As queimadas aumentaram a concentração de fumaça em várias regiões da Amazônia em 2024. Em Rondônia, as comunidades quilombolas Pedras Negras, Santa Fé, Forte Príncipe da Beira, Jesus, Vale do Guaporé, Laranjeiras e Santo Antônio do Guaporé registraram níveis de poluição por material particulado fino (PM2.5) até 193% do limite estabelecido pela Organização Mundial da Saúde (OMS). A concentração de poluentes nessas regiões foi a mais alta entre julho e dezembro de 2024 entre os territórios quilombolas, revela análise exclusiva da InfoAmazonia.
O pior índice foi registrado na comunidade Pedras Negras, no município de São Francisco do Guaporé, a 762 km da capital Porto Velho. A OMS estabelece que a concentração de PM2.5, um dos principais poluentes da fumaça, não deve ultrapassar 15 microgramas por metro cúbico (µg/m³). Mas, em Pedras Pretas, a poluição por fumaça alcançou a média de 44 µg/m³, 193% acima.
Para descobrir quais foram os territórios na Amazônia com maior concentração de fumaça no segundo semestre do ano passado, a InfoAmazonia coletou dados do Copernicus (CAMS), do Centro Europeu de Previsões Meteorológicas (ECMWF). Depois, identificou as localidades quilombolas mais impactadas por meio de informações regionais do Instituto Brasileiro de Geografia e Estatística (IBGE). — leia a metodologia da análise aqui.
Nas comunidades quilombolas de Rondônia, os níveis elevados de poluição se mantiveram ao longo de julho a outubro. A presença contínua da fumaça comprometeu a qualidade do ar e impactou a vida nos territórios que dependem do meio ambiente para a agricultura, pesca e outras atividades de subsistência econômica.
Esta é a terceira reportagem da série “Invisíveis da Fumaça”, uma parceria entre a InfoAmazonia e o Voz da Terra. A análise exclusiva investigou a poluição do ar atribuível às queimadas históricas, que ocorreram entre julho e dezembro de 2024.
Pedras Negras engolindo fumaça
A reportagem visitou a comunidade quilombola Pedras Negras, que fica no município de São Francisco do Guaporé, 132 km distante da área urbana da cidade.
Às margens do rio Guaporé, o acesso à região só é possível por uma viagem de 5 horas de barco ou 4 horas de avião, saindo de Porto Velho. Um lugar distante, isolado na floresta amazônica, com ausência de políticas públicas, mas que guarda modos de vida tradicionais. Foi lá, o pior registro de concentração de fumaça da temporada.
Para chegar a Pedras Negras, é necessário passar pela sede urbana de São Francisco do Guaporé, a 762 km de Porto Velho.
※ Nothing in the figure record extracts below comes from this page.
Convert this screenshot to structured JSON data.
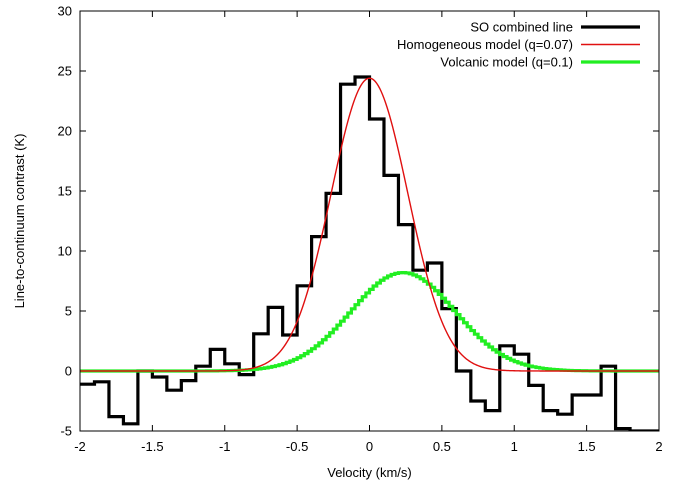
{
  "chart_data": {
    "type": "line",
    "title": "",
    "xlabel": "Velocity (km/s)",
    "ylabel": "Line-to-continuum contrast (K)",
    "xlim": [
      -2,
      2
    ],
    "ylim": [
      -5,
      30
    ],
    "xticks": [
      -2,
      -1.5,
      -1,
      -0.5,
      0,
      0.5,
      1,
      1.5,
      2
    ],
    "yticks": [
      -5,
      0,
      5,
      10,
      15,
      20,
      25,
      30
    ],
    "xtick_labels": [
      "-2",
      "-1.5",
      "-1",
      "-0.5",
      "0",
      "0.5",
      "1",
      "1.5",
      "2"
    ],
    "ytick_labels": [
      "-5",
      "0",
      "5",
      "10",
      "15",
      "20",
      "25",
      "30"
    ],
    "grid": false,
    "legend_position": "top-right",
    "series": [
      {
        "name": "SO combined line",
        "style": "steps",
        "color": "#000000",
        "x": [
          -2.0,
          -1.9,
          -1.8,
          -1.7,
          -1.6,
          -1.5,
          -1.4,
          -1.3,
          -1.2,
          -1.1,
          -1.0,
          -0.9,
          -0.8,
          -0.7,
          -0.6,
          -0.5,
          -0.4,
          -0.3,
          -0.2,
          -0.1,
          0.0,
          0.1,
          0.2,
          0.3,
          0.4,
          0.5,
          0.6,
          0.7,
          0.8,
          0.9,
          1.0,
          1.1,
          1.2,
          1.3,
          1.4,
          1.5,
          1.6,
          1.7,
          1.8,
          1.9,
          2.0
        ],
        "y": [
          -1.1,
          -0.9,
          -3.8,
          -4.4,
          0.0,
          -0.5,
          -1.6,
          -0.8,
          0.4,
          1.8,
          0.6,
          -0.3,
          3.1,
          5.3,
          3.0,
          7.1,
          11.2,
          14.8,
          23.9,
          24.5,
          21.0,
          16.3,
          12.2,
          8.4,
          9.0,
          5.2,
          0.0,
          -2.5,
          -3.3,
          2.1,
          1.4,
          -1.2,
          -3.3,
          -3.6,
          -2.0,
          -2.0,
          0.4,
          -4.8,
          -5.0,
          -5.0,
          -5.0
        ]
      },
      {
        "name": "Homogeneous model (q=0.07)",
        "style": "gaussian",
        "color": "#e01010",
        "amplitude": 24.4,
        "center": 0.0,
        "sigma": 0.265
      },
      {
        "name": "Volcanic model (q=0.1)",
        "style": "gaussian-steps",
        "color": "#22ee22",
        "amplitude": 8.2,
        "center": 0.22,
        "sigma": 0.36
      }
    ]
  }
}
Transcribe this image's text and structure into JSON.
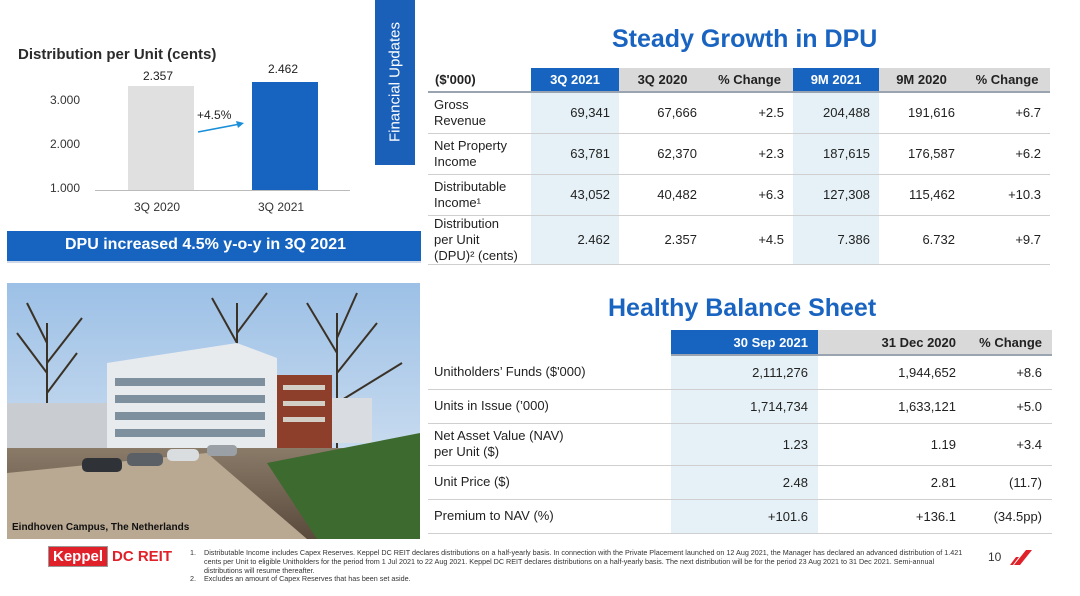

O município tem 16.286 habitantes, segundo o Censo de 2022 do IBGE.
A economia local é impulsionada pelo agronegócio, com a pecuária como destaque. Na entrada da cidade, um monumento de bovinos empalhados simboliza a atividade. No entanto, em Pedras Negras, o cenário é diferente: a vida local é movida pelo turismo de pesca e extrativismo de castanha.
Quilombo de Pedras Negras fica na margem do rio Guaporé, no interior de Rondônia. (Foto: Francisco Costa/Voz da Terra) |
De acordo com os governos estadual e federal, Pedras Negras é um dos oito quilombos presentes em Rondônia, onde moram mais de 30 famílias, cerca de 102 pessoas. Em 20 anos, os grupos familiares diminuíram 42% porque a região ainda está em processo de regularização fundiária, o que impacta no acesso a benefícios sociais e emprego. Muitas famílias contam que 2024 foi um dos piores anos em relação ao fogo.
A comunidade de Pedras Negras tem uma única escola, a Euclides da Cunha, mantida pelo estado e pela prefeitura de São Francisco do Guaporé. Há 22 alunos matriculados no ensino presencial para crianças e remoto para jovens e adultos. A energia elétrica, fornecida por uma concessionária privada, sofre interrupções frequentes. Não há operadoras de telefonia, e a internet é via satélite.
O único posto de saúde tem estrutura precária e enfrenta falta de medicamentos básicos. Grávidas precisam viajar cinco horas de barco até a sede urbana de São Francisco do Guaporé para dar à luz. A pesca esportiva movimenta a economia local e atrai turistas entre abril e novembro, quando pousadas lotam. Mas, na temporada da fumaça, tudo ficou vazio.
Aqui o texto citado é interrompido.